A little less than half of the trust’s loans are protected against rising inflation because interest rate protection is built into the loans: if inflation rises, the interest paid will rise as well. Conlon says: “For example, we make loans to nursing homes, which tend to increase fees in line with inflation. This allows them to increase the interest rate they pay us.’

When a borrower cannot pass on cost increases, trust can be compromised. For example, if inflation is 8 percent but the company can only pass 3 percent of that on to clients, the trust may only accept a 3 percent increase in the interest rate received. GCP Asset Backed Income does not disclose the names of most of the companies to which it lends due to terms in contracts it signs with borrowers and agreements with other lenders.

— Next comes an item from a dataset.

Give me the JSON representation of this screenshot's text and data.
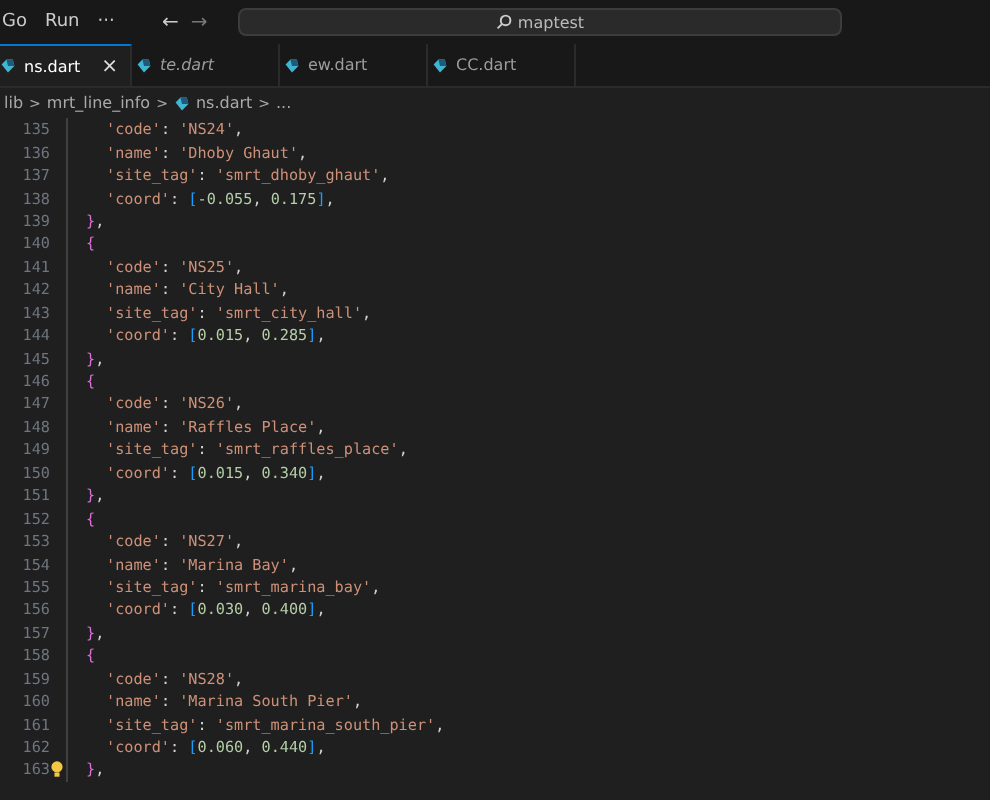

However, Conlon reveals that a number of borrowers are football clubs in the UK and Spain. These loans are backed by sponsorship or television deals, so revenue should be guaranteed.

The Trust also makes loans to care home and childcare providers. These two industries are struggling with staff shortages and wage increases. But Conlon says it only lends to big providers with good, modern rooms that are better able to weather the difficulties. One of these is childcare provider N Family Club.

The exchange ID code is BYXX8B0 and the annual fee is 1.18 percent. It is currently trading at a small discount, meaning that the value of the fund’s underlying assets is higher than the total value of its shares.